Он предположил, что население Сиона отдыхает в этих покосившихся зданиях и обвисших палатках в ожидании, когда Пророк вернется с чем-нибудь теплым и визжащим в повозке черного экипажа. Солдат улыбнулся. Положил свои сумки на землю возле здания рядом с сараем.
– Я буду отомщен семикратно. О да.
Он побрызгал керосином вокруг деревянного фундамента здания и посыпал жидкость оружейным порохом. Ни звука не донеслось изнутри, ни шепота. Точно таким же способом он выжег нефийскую заразу из трех ферм, занятых ими в Вайоминге. Нефийцы не любили огонь. Должно быть, он напоминал им о доме.
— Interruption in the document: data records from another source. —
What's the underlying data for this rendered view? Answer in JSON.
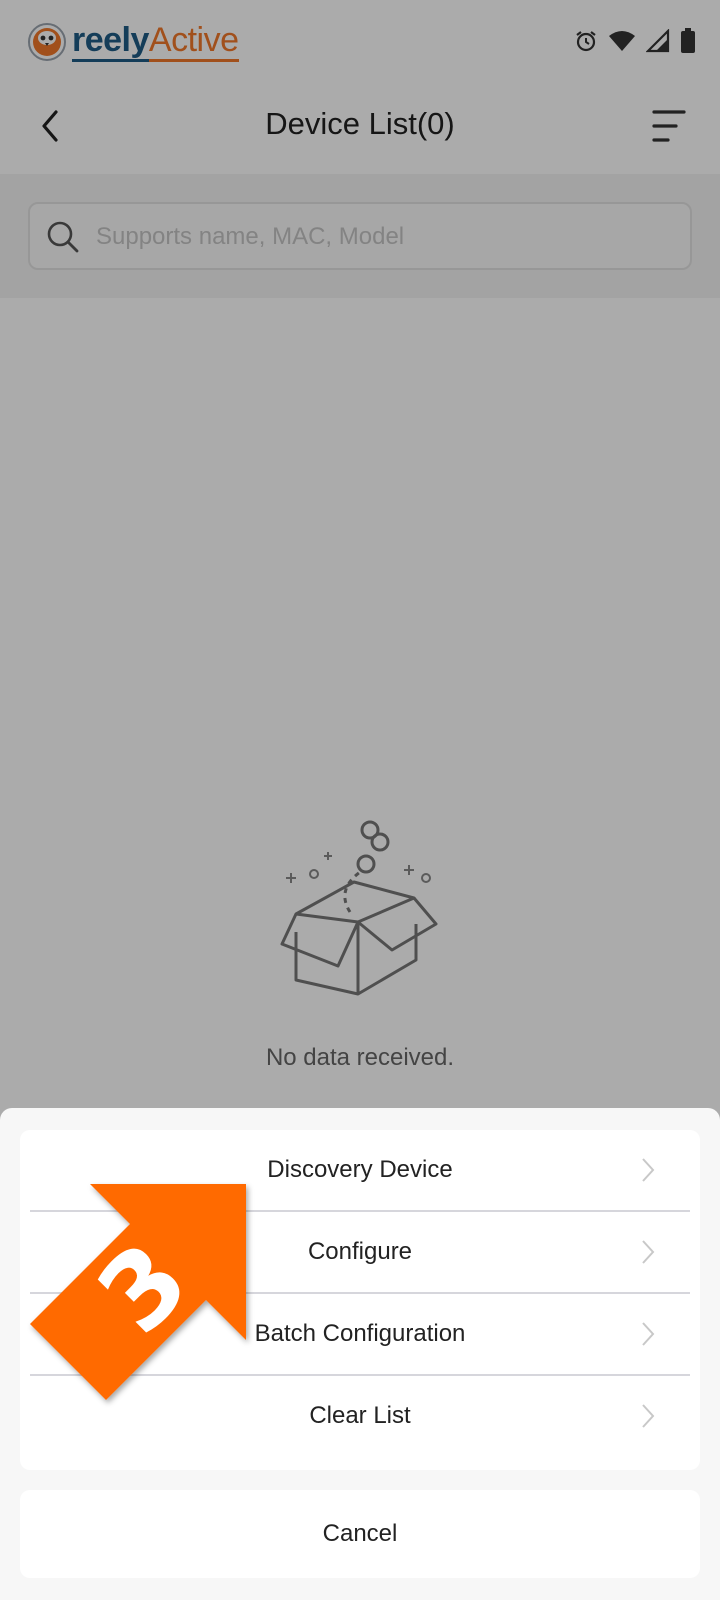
{
  "status_bar": {
    "logo_reely": "reely",
    "logo_active": "Active",
    "icons": [
      "alarm-icon",
      "wifi-icon",
      "signal-icon",
      "battery-icon"
    ]
  },
  "header": {
    "title": "Device List(0)",
    "back_icon": "chevron-left-icon",
    "filter_icon": "sort-icon"
  },
  "search": {
    "placeholder": "Supports name, MAC, Model"
  },
  "empty_state": {
    "message": "No data received."
  },
  "action_sheet": {
    "items": [
      {
        "label": "Discovery Device"
      },
      {
        "label": "Configure"
      },
      {
        "label": "Batch Configuration"
      },
      {
        "label": "Clear List"
      }
    ],
    "cancel_label": "Cancel"
  },
  "annotation": {
    "step_number": "3",
    "color": "#ff6a00"
  },
  "colors": {
    "brand_blue": "#1e5c85",
    "brand_orange": "#f0782a",
    "overlay": "rgba(0,0,0,0.33)"
  }
}
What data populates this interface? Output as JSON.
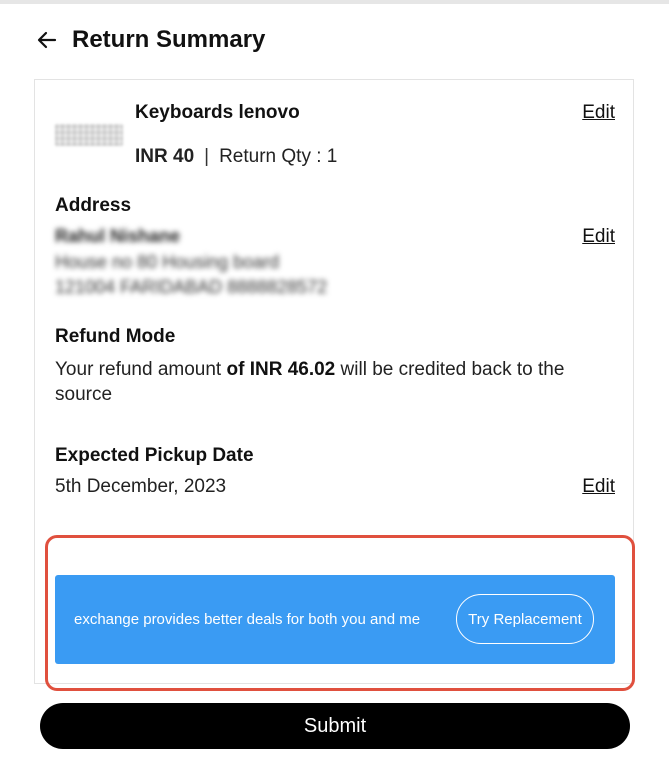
{
  "header": {
    "title": "Return Summary",
    "back_icon": "arrow-left-icon"
  },
  "product": {
    "name": "Keyboards lenovo",
    "price": "INR 40",
    "separator": "|",
    "return_qty": "Return Qty : 1",
    "edit_label": "Edit",
    "image_icon": "keyboard-thumbnail"
  },
  "address": {
    "label": "Address",
    "name": "Rahul Nishane",
    "line1": "House no 80 Housing board",
    "line2": "121004 FARIDABAD 8888828572",
    "edit_label": "Edit"
  },
  "refund": {
    "label": "Refund Mode",
    "text_prefix": "Your refund amount ",
    "amount": "of INR 46.02",
    "text_suffix": " will be credited back to the source"
  },
  "pickup": {
    "label": "Expected Pickup Date",
    "date": "5th December, 2023",
    "edit_label": "Edit"
  },
  "banner": {
    "text": "exchange provides better deals for both you and me",
    "button_label": "Try Replacement",
    "bg_color": "#3a9bf3",
    "highlight_color": "#e0503e"
  },
  "footer": {
    "submit_label": "Submit"
  }
}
Солдат закурил и бросил спичку в керосин, который вспыхнул дорожкой черного дыма. Огонь на солнечном свету был невидим. Древесина, которую Нефийцы использовали в строительстве зданий, в основном взятая из кузовов повозок, была настолько сухая и изъеденная червями, что огонь тут же накинулся на нее с бешеным аппетитом.
Возле входа, прикрытого грязной муслиновой тряпкой, солдат положил свою винтовку, вытащил саблю и стал ждать.
Но долго ждать не пришлось. В глубине здания, где-то в темноте, где было их лежбище, он услышал шорох тонких конечностей. Затем раздался топот костлявых ног и щелканье зубов. Эти звуки становились все ближе, их источники перемещались по дому из гнилого дерева, еще не согретые ярким солнечным светом, но разбуженные густым дымом.